I have tried 6 of the 8 DAC cables that I had custom ordered from FS (custom as in Ubiquiti at one end and Intel at the other) . they ALL are counting errors every last friggin one of them. I could see 1 bad cable but 6 ? I can only assume the other 2 are also bad. I even though ok they say they are custom ends for each vendor maybe they were miss labeled, so i tried turning one around… nope… still just as bad…

Now I’m worried about the other ubiquiti to supermicro ones I got for my pfsense boxes that I haven’t even touched yet…

I have heard really good things about FS for cables but so far I’m not impressed.

I just can’t believe all of them are bad… like how…
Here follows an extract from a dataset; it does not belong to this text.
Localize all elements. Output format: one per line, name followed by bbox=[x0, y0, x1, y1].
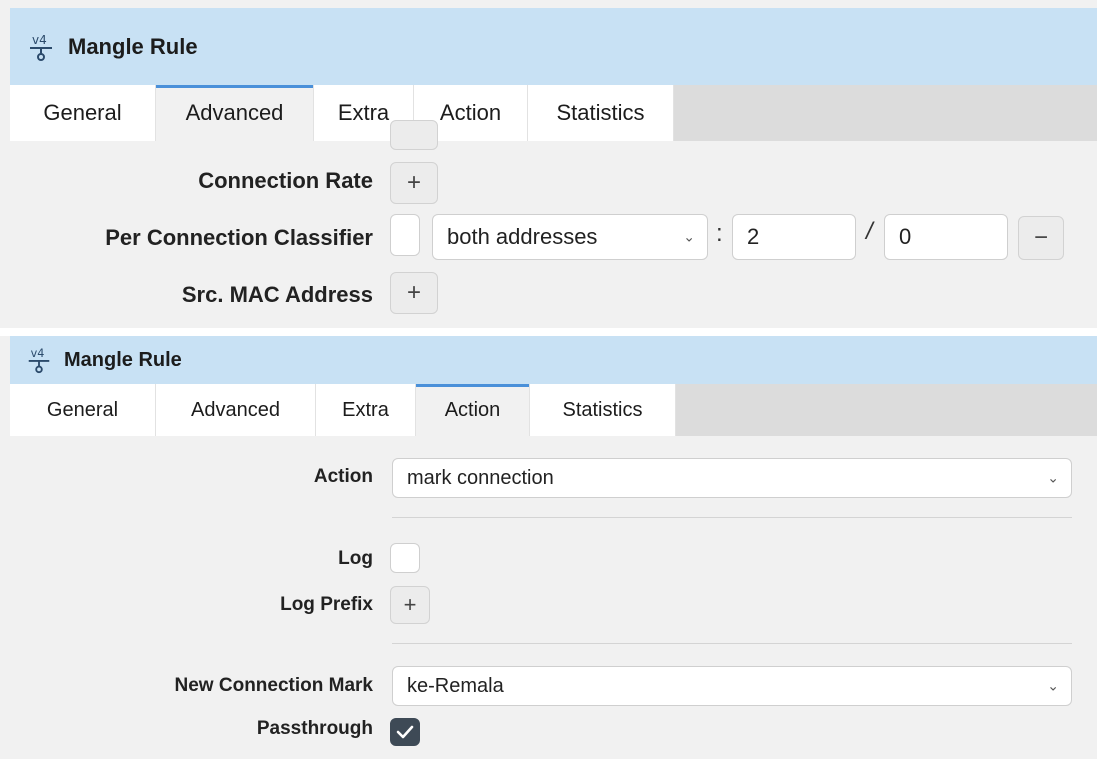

Hmmm… I guess I better take a close look at my 10Gtek DAC cables, I’m working on getting my XCP-NG system at work set up on 10 gig with DAC and a Miktrotik CRS 309-1-8s switch. I really want this on DAC cables, but I did buy what I need to get most of the servers on optical if needed. I’ve been buying these for my home lab Genuine Cisco SFP-10G-SR V03 10GBASE-SR SFP+ Transceiver Module 10-2415-03 | eBay and they seem to work OK, I’ve been buying the round style jumpers on Amazon for under $10 each so it’s not a very expensive way to get 10g working, just more power draw.

I doubt it’s “bad” cables but rather the devices not configuring the interface parameters to support that DAC cable. Optical modules and passive DaCS require very different amplitude and emphasis settings. Suspect the interface isn’t autonegotiating this so you have Poor default settings. I’m not sure if ubiquity or the NIC allow you to tune the pre post and main taps on that 10g interface.

OK, my problems came back today… It seems like if I connect another network by way of the 1gb copper connections on the back of the server, it causes problems on my 10gb card. Not sure if it is only the web GUI, or with the shares. I’ve also had this server up and down several times today so it could just be a temporary thing that I won’t find until tomorrow. The 10gb network is a 172.xx.xx.xx and the copper a 192.168.xx.xx and two physically separate switches (for now), the only common connection is my PFSense router letting me talk to the 172 network.

Also a correction, I’m using X520-SR1 cards, not the DA1 I mentioned above. Going to let this sit for a bit before I configure the XCP-NG SR in case I need to use a different server.

Can you statically set the negotiation to 10G on your switchport?

So I’m finally getting around to updating this story.

The issue turned out to be the length of the cables. OR so FS determined. We did many tests, and I actually tried one of the cables that I ordered to go form the supermicro box and the ubiquiti switch and it was stable.

so in the end FS said the 7m cables were loosing something they suspect due to the length… so They very nicely offered to switch them out for 7m AOC cables. When we did that everything has been stable since.

While it took a while FS did come to bat for the issue and were helpful so I can’t say much bad about them.

So looks like one issue down on to the next one :slight_smile: